I’ve had the ability to work with people who have expertise in compensation and in forecasting and have partnered very closely with finance departments in the different companies I’ve worked at. Those people tend to focus on data, so it’s taking their perspective of looking at hard data, dollar amount, and that type of information and then putting the human spin on it.

You can have all the data in the world, but if you don’t know how to make the right decisions for your organization and the people within your organization, it’s not going to give you any advantage. My advantage comes from taking the background I have in Human Resources in terms of working with the employees, understanding what motivates them, understanding the key indicators of how we keep people on board, and then using that to take the data and take the next step.

If I don’t have data to take to the leader of the organization or a board of directors, then it’s very hard for me to tell a compelling story about why we’re doing different things and where they need to make investments in HR to be able to do them. The importance can’t be understated.

Yeah, that’s what I hear. Something I think about is small companies that don’t have a lot of resources to gather data—that’d be a challenge for their HR person. You also mentioned you have a cool head, which is important. I’ve found a strong instinct in people to act on anecdotes. For example, a single complaint might elicit a huge, and possibly unnecessary, response. Is that something you have encountered?
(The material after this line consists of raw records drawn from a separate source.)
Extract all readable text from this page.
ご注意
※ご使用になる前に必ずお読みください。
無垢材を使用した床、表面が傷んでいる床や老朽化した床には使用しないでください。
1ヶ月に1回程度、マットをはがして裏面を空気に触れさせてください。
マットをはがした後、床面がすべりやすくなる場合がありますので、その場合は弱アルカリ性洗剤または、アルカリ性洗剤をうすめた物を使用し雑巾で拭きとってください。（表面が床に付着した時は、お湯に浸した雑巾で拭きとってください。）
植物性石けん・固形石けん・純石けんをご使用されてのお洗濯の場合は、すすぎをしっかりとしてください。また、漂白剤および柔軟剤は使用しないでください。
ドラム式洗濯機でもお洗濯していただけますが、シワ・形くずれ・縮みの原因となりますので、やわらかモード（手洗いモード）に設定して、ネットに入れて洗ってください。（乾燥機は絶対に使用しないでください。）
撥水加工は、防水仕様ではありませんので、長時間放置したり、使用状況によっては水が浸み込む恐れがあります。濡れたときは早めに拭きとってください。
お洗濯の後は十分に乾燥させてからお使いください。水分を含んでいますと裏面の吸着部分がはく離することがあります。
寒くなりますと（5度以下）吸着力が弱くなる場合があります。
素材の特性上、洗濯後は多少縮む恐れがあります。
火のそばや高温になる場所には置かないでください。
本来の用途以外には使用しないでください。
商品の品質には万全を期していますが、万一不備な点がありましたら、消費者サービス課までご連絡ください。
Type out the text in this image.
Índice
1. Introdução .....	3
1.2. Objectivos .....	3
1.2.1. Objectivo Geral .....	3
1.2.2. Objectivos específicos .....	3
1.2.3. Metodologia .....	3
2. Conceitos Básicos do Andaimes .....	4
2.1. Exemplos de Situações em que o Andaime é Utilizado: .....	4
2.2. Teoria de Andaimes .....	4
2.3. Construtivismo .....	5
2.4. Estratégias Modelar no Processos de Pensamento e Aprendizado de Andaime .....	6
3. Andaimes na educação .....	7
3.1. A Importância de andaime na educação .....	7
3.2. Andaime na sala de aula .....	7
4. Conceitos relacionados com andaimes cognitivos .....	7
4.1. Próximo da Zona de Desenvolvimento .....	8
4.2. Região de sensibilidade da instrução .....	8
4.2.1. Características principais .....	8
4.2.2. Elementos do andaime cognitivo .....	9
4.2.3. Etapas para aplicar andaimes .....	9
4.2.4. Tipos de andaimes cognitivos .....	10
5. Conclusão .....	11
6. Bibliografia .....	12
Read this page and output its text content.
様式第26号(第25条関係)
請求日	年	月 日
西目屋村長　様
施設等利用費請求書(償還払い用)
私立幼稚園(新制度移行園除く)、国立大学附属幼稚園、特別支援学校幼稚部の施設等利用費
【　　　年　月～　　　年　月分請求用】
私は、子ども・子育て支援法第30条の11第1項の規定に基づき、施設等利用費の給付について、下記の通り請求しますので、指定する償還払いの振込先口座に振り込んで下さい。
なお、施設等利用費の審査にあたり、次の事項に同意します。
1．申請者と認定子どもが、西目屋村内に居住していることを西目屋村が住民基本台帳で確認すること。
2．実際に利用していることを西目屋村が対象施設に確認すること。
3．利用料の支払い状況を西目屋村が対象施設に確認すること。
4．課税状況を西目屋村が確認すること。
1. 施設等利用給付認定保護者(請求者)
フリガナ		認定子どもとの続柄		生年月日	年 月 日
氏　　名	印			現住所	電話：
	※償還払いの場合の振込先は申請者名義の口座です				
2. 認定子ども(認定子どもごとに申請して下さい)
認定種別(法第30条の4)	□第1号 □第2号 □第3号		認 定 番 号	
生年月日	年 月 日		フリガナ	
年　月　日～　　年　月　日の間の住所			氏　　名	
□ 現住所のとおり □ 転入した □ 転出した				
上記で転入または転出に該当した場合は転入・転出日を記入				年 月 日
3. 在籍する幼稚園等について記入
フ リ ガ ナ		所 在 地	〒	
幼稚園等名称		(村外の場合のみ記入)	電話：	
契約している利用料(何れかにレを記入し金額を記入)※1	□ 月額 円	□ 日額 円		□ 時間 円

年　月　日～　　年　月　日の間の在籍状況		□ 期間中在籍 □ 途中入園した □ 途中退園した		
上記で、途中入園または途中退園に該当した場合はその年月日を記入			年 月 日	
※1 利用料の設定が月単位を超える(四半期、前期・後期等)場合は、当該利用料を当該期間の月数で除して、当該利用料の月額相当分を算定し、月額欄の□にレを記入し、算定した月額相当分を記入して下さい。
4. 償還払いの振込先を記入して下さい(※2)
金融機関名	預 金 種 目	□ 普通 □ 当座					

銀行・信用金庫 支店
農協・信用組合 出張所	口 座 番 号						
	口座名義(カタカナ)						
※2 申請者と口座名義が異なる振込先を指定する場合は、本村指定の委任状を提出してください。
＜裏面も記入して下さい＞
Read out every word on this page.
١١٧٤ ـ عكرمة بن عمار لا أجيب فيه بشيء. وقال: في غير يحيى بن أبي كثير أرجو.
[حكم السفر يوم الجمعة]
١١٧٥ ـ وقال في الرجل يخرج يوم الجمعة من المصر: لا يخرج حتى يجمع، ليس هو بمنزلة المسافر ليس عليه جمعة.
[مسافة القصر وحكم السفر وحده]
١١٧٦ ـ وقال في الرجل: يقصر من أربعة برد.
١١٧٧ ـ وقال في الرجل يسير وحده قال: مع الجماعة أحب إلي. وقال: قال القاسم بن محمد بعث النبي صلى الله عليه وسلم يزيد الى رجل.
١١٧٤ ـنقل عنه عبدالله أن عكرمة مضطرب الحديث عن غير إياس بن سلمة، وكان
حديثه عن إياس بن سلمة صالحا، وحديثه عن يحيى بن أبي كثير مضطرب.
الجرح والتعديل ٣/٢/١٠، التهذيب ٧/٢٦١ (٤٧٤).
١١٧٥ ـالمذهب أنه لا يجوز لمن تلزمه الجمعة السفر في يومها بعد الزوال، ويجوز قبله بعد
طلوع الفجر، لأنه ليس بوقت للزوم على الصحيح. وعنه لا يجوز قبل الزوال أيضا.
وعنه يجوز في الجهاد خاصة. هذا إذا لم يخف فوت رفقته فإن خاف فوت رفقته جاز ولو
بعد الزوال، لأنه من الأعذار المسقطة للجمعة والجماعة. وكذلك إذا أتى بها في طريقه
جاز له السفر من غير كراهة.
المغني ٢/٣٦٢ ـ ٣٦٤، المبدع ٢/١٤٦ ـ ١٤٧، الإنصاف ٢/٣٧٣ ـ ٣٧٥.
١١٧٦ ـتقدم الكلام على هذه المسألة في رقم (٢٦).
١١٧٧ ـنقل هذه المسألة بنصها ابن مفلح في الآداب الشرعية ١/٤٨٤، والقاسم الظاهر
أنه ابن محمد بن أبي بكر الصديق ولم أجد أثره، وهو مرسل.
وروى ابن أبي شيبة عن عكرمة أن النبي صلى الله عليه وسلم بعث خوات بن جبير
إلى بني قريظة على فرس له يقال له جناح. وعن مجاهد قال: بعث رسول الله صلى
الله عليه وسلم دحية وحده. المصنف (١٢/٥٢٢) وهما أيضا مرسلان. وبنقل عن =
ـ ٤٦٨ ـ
Even at a small company, there are opportunities to collect data, and that comes in making sure you have your feet on the ground and you’re available for people, as well as proactively reaching out to people. I feel strongly—and this is something a small company definitely would have the resources to do in 60 days—that 90 days into a person’s working with your company, you should schedule a half hour with him or her. Sit down with the person, and ask him or her a bunch of questions. Do that for several people. Then, you collect enough data to understand if a trend is going to emerge. That becomes pretty clear very quickly.

Most companies, especially even if they’re small—if they’re scaling up and they’re hiring a lot—touch bases with people when they first come on board to understand the things they did well in their first 3 months and the things that didn’t go as well, which can be a big indicator of what you need to focus on. It helps you understand when there is that one-off thing that didn’t go right for that person.

There are other things you realize that are organizational challenges around onboarding and getting somebody up to speed that you haven’t executed well and that you need improve. It also helps to sit down with people who are exiting the organization to have a detailed conversation about the things they liked and didn’t like, as well. People are usually happy to talk about those experiences because they’re happy that somebody wants to listen to them, and they’re happy there’s an opportunity for them to have an impact on other people who come on board after them.

Those are easy things for somebody to do.

My job now is a dream job. We gather all those data, and we have an opportunity for people to partner with our team here, which has deep expertise in telling you when something’s a one-off incident that you want to react to, or when it’s an indicator of a bigger problem where you need to take larger action.

To your point about unnecessary responses, if somebody had a concern, my strategy would be to collect all the information I could to verify the concern. Let’s have a quick 5-, 10-minute conversation with all the participants to see if anybody else felt the same way. Then, we can see if there’s a serious trend and then take action on it. Of course, it can depend on the severity of the concern; sometimes, you have to act quickly. But the general guidance I give when people give me one piece of data is, “Well, let’s get all the information we need. It could be significant or maybe it’s a case of miscommunication.” That all aligns with not being so reactive all the time and understanding that you may have to have more than one data point before you make an important decision. Otherwise, you certainly can spend time spinning your wheels to resolve a situation that might not actually be a situation at all.